Question

Design a solid steel shaft to transmit 14 hp at a speed of 2400rpm f the allowable shearing stress is given as 3.5 ksi.

Answer 1

Answer:

 Is required a 0.8 inches diameter steel shaft.

Explanation:

With the power P and the rotating speed n (RPM), we can find the torque applied:

T = P/N

Before calculating the torque, we convert the power and rotating speed units:

$P = 14\ HP * 550\ \frac{\frac{lb.ft}{s}}{HP} *\frac{12\ in}{ft} = 92400\ \frac{lb.in}{s}$

$n=2400\ RPM .\frac{2\pi/60\frac{rad}{s}}{RPM}= 251\frac{rad}{s}$

Replacing the values, the torque obtained is:

$T = \frac{92400\ lb.in/s}{251\ rad/s} = 368\ \ lb.in$

Then the maximum shearing stress will be located at the edge of the shat at the Maximus radius:

$Smax =\ \frac{T.R}{J}$

Here J is the moment of inertia and R a radius. For a solid shaft, it is calculated by:

$J =\frac{\pi.D^4}{32}$

Where D is shaft's diameter.

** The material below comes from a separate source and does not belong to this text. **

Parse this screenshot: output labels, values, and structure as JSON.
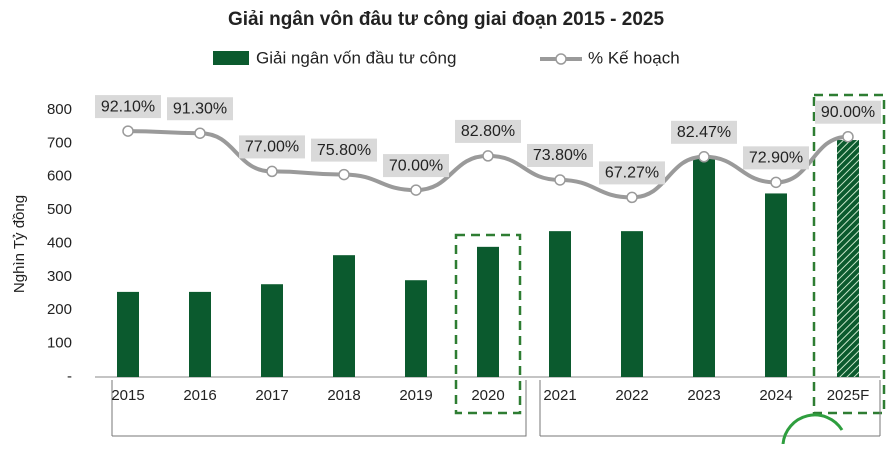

Replacing the expression of J in

$Smax =\frac{T.R}{\frac{\pi.D^4}{32}}$

As the radius is half of the diameter:

$Smax =\frac{T.D}{\frac{2*\pi.D^4}{32\\} } = \frac{16T}{\pi.D^3}$

For the maximum stress of 3.5 ksi (3500 psi = 3500\ lb/in^2) and the calculated torque:

$Smax = \frac{16.368\ lb.in}{3500\ lb/in^2*\pi.D^3}$

Solving for D:

$D =\sqrt[3]{16.368\ lb.in / (3500\pi\ lb/in^2)}} = 0.8\ in$